A day after announcing the dramatic capture of a stateless VLCC (pictured) carrying sanctioned Venezuelan crude, the US treasury on Thursday sanctioned six additional VLCCs and their operating companies – the first ships targeted for Venezuelan oil movements since Trump’s final day in office in January 2021.
The newly sanctioned vessels, all linked to what US officials call “deceptive and unsafe shipping practices”, are accused of providing financial lifelines to Nicolás Maduro’s “corrupt narco-terrorist regime”.

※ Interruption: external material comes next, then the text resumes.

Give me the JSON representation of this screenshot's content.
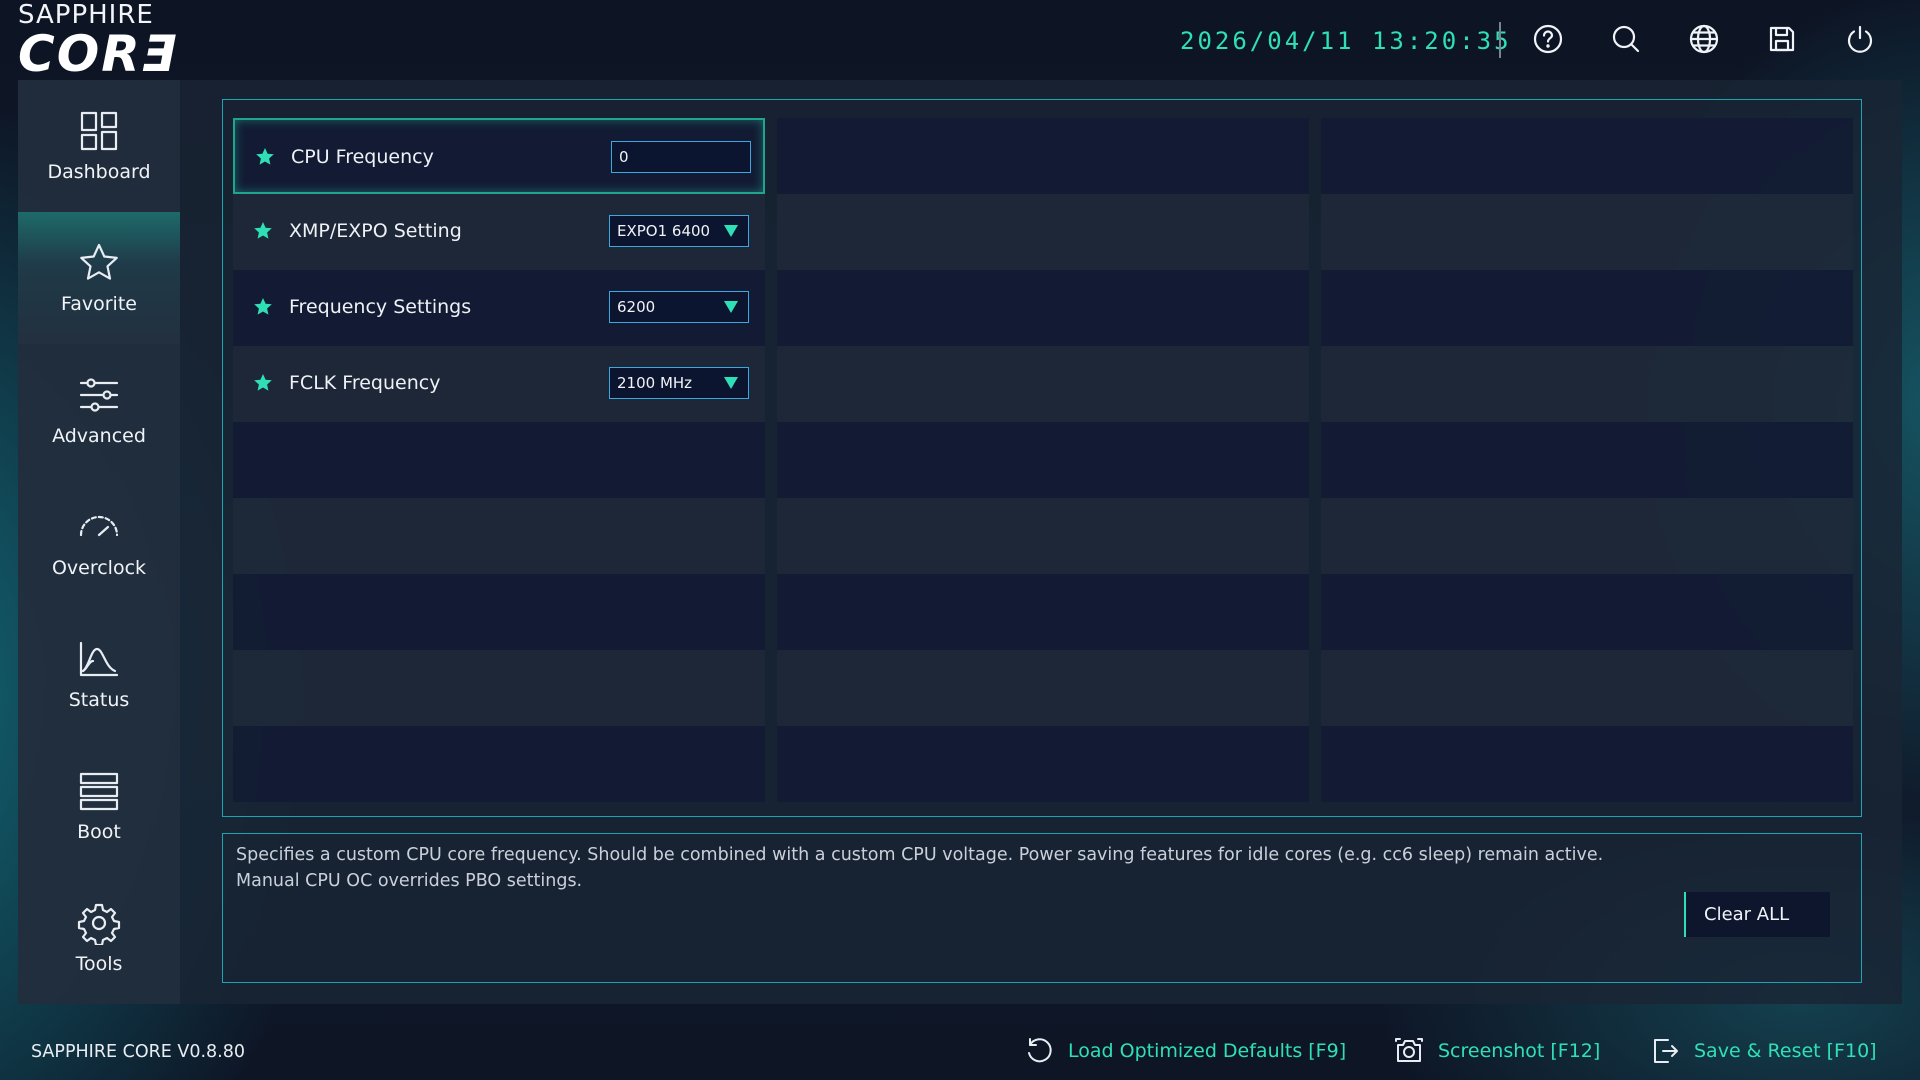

“Treasury is holding the regime and its circle of cronies and companies accountable for its continued crimes,” US treasury secretary Scott Bessent said. “Nicolás Maduro and his criminal associates in Venezuela are flooding the United States with drugs that are poisoning the American people. These sanctions undo the Biden administration’s failed attempt to make a deal with Maduro.”
The US military build-up in the Caribbean is the biggest since 1962’s Cuban missile crisis
The White House underscored on Thursday that the crackdown is nowhere near finished. Press secretary Karoline Leavitt said the US “will continue executing the president’s sanctions policies”.
“We’re not going to stand by and watch sanctioned vessels sail the seas with black market oil, the proceeds of which will fuel narcoterrorism of rogue and illegitimate regimes around the world,” she said.
On the seized VLCC, Leavitt confirmed: “As you know, the vessel will go to a US port, and the United States does intend to seize the oil. However, there is a legal process for the seizure of that oil, and that legal process will be followed.”
Multiple US officials told Reuters more seizures are on the way. “Further direct interventions … are expected in the coming weeks targeting ships carrying Venezuelan oil that may also have transported oil from other countries targeted by US sanctions, such as Iran,” the agency reported, citing sources familiar with the plans.
One source added that the US has already drawn up a target list of additional sanctioned tankers.
More than 80 vessels were loaded or waiting to load off Venezuela on Wednesday, including over 30 already under US sanctions, according to TankerTrackers.com – offering ample targets for what is shaping up to be the most aggressive US maritime enforcement campaign in years. The US has deployed 15,000 troops and sent warships to the Caribbean in the biggest military build-up there since 1962’s Cuban missile crisis.